Konflik mertua versus menantu, jika dijadikan thema sinetron, tak habis-habis untuk ditonton. Walau sebenarnya bermuatan pola pikir yang tidak begitu menarik.
Menghadapi situasi krusial ini, serasa berpandangan gelap. Jalan ke luar nya pun gelap.
Pasangan itu seperti dibutakan. Pikiran, emosi, gejala fisiologis, hingga gejala perilaku berganti membayangi dalam kehidupan sehari-hari.
Banyak pernikahan yang tidak mengantisipasi terjadinya gangguan ini. Malah mungkin, dianggap keberuntungan, karena mengurangi beban pengeluaran.
Mereka masih mengira, bahwa bekal berumah tangga itu cukup gambar hati yang terpanah di tengah.

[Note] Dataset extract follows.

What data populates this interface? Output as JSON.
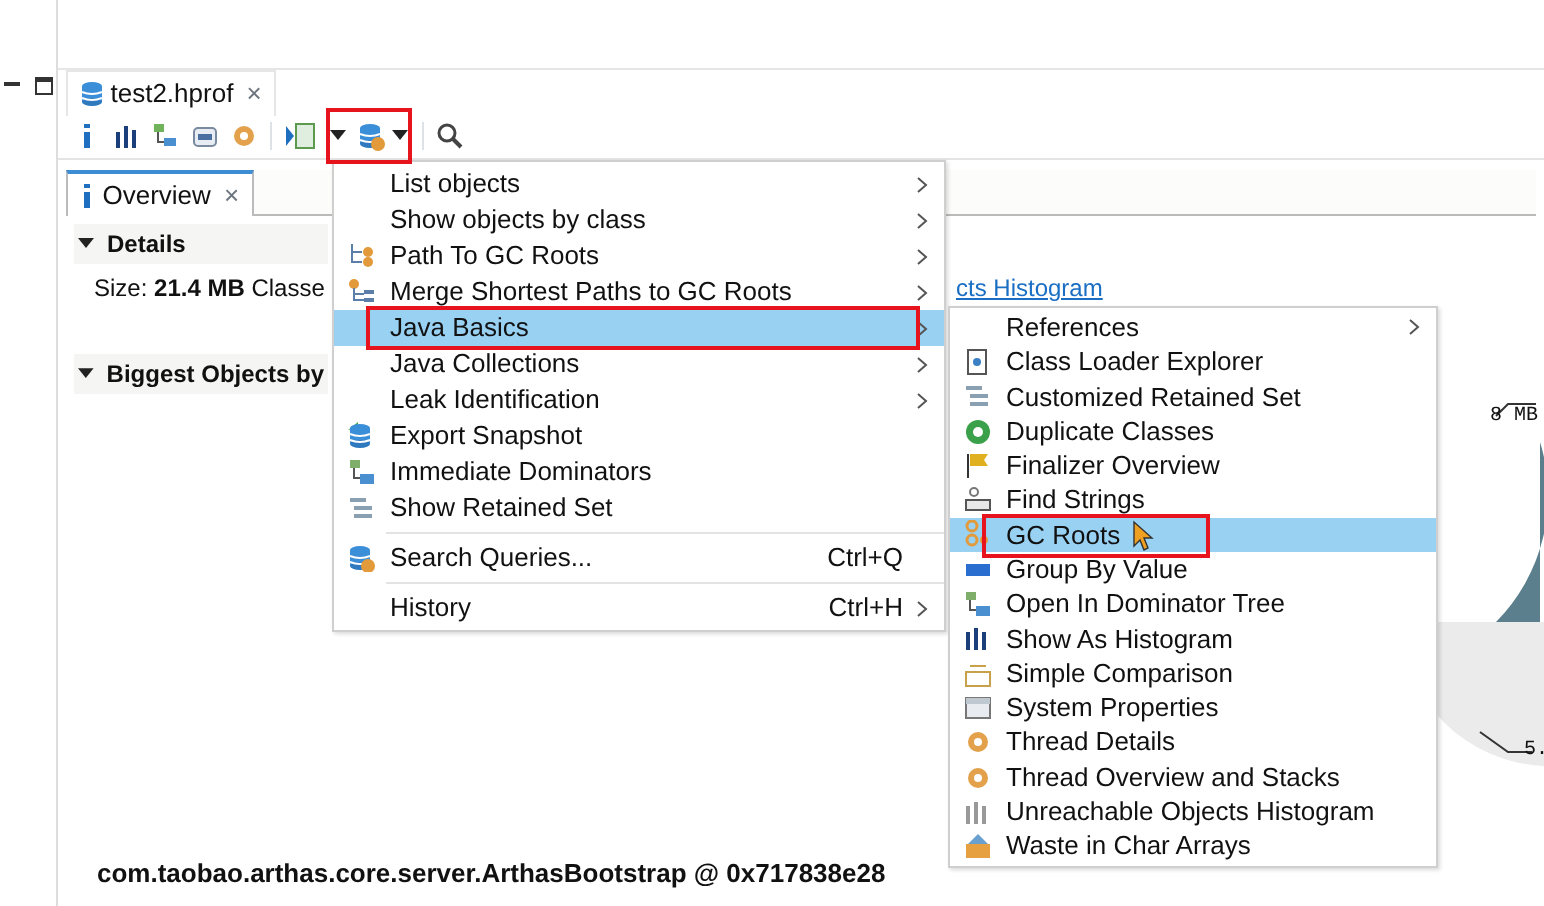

Tidak terbayang, kalau orang tua atau mertua menjadi sumber penyebab resah. Kursus menghadapi mereka yang bawel, jarang dijadikan bekal sebelum terikat pernikahan.
Beberapa pasangan baru juga menghadapi tuntutan agar mereka serumah dengan mertua atau orang tua. Jika sudah bercucu, mereka mendominasi pendidikan. Lalu lahirlah generasi baru yang terlalu dimanja. Bahkan sang cucu tidak mengenal sama sekali didikan orang tuanya sendiri.
Pola asuh yang didominasi kakek dan nenek, boleh jadi berdampak buruk. Mental cucu tidak tahan banting. Biasa dimanja, mentalnya repih, seperti barang pecah belah yang ringkih.
Padahal jalan kehidupan itu menuju ke depan, tidak ke belakang.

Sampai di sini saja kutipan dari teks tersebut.